Customers are not equipped to articulate “latent needs” or envision breakthrough technologies. However, they are experts in their own metrics for success. Customers should be “hired” only to provide the requirements—the desired outcomes—while the company remains responsible for the solution. When innovators stop looking for “unvoiced” technology requirements and start looking for articulated metrics, the myth of the unarticulated need disappears.
6. Demographics are Dead: The Case for Needs-Based Segmentation
Traditional demographics (age, geography, gender) are the primary creators of “phantom targets.” Marketing to a 28-year-old in Montana and a 55-year-old in Florida as different segments is a mistake if they both share the same unmet outcomes regarding their internet connectivity.
Real segments are defined by “added complexities” that make a job harder for one group than another. For example, in research for Bosch, ODI did not find segments based on age or job title. Instead, they discovered a segment of tradesmen who struggled specifically with the frequency of blade height and angle adjustments when making finish cuts. This functional complexity—not a demographic profile—defined the segment and allowed Bosch to target a high-profit, underserved group with surgical precision.

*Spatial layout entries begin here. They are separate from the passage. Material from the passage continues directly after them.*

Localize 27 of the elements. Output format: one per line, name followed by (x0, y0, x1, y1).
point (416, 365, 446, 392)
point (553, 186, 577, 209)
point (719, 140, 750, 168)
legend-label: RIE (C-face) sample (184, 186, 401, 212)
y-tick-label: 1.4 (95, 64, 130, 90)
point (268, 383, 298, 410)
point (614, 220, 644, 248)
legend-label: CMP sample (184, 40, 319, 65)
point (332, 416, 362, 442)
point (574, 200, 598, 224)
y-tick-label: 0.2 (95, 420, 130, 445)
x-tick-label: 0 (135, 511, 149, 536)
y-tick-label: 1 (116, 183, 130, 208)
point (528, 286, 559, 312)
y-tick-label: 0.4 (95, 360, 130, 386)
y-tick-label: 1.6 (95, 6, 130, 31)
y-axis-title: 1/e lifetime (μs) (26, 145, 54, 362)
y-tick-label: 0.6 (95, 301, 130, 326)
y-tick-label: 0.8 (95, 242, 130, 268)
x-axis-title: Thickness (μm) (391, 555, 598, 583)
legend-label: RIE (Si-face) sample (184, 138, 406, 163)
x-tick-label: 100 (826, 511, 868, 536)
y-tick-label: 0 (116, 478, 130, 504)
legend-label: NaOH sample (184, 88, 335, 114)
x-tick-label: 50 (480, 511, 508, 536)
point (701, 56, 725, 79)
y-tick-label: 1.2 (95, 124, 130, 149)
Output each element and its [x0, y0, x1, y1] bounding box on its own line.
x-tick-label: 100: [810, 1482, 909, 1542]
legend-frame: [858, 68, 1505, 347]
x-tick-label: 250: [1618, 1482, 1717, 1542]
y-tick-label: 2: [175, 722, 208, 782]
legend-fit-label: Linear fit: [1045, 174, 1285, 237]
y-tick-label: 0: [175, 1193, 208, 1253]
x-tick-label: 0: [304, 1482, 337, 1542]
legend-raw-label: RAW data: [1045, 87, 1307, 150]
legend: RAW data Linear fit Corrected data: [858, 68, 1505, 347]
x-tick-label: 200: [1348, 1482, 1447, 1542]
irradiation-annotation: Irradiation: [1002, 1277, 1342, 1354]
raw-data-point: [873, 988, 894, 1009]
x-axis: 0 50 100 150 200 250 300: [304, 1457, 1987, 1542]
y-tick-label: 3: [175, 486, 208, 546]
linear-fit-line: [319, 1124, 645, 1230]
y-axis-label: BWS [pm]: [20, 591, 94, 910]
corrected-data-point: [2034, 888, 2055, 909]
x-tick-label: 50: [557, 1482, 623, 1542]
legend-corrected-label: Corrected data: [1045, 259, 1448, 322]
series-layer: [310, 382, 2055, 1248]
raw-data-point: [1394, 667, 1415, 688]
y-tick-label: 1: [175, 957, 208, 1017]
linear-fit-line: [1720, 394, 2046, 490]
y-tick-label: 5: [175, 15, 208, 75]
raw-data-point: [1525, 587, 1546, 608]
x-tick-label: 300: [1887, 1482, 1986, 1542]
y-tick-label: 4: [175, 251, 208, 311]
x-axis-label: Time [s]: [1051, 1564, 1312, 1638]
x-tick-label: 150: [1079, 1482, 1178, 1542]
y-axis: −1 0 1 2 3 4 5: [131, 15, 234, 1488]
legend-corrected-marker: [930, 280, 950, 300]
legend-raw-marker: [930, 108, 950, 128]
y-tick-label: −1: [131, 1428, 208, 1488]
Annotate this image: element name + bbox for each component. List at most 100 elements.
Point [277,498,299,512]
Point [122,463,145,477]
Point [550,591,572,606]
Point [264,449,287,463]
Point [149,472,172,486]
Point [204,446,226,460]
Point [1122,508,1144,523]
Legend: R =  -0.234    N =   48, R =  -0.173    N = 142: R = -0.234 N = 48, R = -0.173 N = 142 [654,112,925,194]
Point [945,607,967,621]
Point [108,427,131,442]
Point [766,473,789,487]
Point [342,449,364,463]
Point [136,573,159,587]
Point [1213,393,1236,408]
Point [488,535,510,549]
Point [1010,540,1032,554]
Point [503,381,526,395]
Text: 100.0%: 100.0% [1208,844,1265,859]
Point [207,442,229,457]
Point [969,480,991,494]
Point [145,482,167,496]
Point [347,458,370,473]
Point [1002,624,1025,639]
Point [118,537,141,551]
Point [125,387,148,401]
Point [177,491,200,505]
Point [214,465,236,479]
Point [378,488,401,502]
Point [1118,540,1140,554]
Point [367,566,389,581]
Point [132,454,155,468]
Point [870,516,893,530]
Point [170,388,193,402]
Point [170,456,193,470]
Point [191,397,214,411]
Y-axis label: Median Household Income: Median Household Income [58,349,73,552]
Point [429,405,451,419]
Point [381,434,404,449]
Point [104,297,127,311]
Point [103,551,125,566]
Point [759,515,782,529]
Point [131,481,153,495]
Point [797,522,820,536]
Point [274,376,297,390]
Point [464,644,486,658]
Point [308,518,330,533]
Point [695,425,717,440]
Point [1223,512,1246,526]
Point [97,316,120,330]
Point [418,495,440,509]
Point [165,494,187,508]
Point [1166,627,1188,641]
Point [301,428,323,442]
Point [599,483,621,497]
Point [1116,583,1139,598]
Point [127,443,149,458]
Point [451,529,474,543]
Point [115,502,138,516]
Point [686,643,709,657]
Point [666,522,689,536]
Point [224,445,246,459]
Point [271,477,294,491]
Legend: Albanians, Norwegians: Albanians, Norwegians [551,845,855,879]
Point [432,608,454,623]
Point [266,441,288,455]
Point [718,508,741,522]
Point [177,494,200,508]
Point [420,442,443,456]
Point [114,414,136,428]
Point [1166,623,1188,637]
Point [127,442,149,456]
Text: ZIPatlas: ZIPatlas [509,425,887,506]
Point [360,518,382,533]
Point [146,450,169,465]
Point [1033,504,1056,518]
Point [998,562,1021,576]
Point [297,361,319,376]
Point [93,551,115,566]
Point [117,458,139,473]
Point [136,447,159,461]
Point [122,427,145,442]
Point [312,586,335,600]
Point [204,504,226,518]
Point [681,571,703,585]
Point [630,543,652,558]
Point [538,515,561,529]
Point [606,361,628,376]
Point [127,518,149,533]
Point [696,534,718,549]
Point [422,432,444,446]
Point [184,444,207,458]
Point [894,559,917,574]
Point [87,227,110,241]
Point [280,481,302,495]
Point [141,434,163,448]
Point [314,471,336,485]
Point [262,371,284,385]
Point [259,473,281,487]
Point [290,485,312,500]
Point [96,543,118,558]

7. Conclusion: From Guesswork to Predictability
The shift from an “Ideas-First” model to the “Jobs-to-be-Done Needs Framework” represents the professionalization of innovation. We no longer have to settle for the 17% average success rate that has characterized the industry for decades. By making the job the unit of analysis and using the Outcome-Driven Innovation (ODI) process, that success rate climbs to 86%.
The JTBD framework brings order to a historically chaotic practice by identifying stable jobs, capturing a complete set of 50–150 outcomes, and segmenting the market based on where customers actually struggle.
If your team can’t agree on what a ‘need’ is today, what are the odds your next product launch is actually solving one?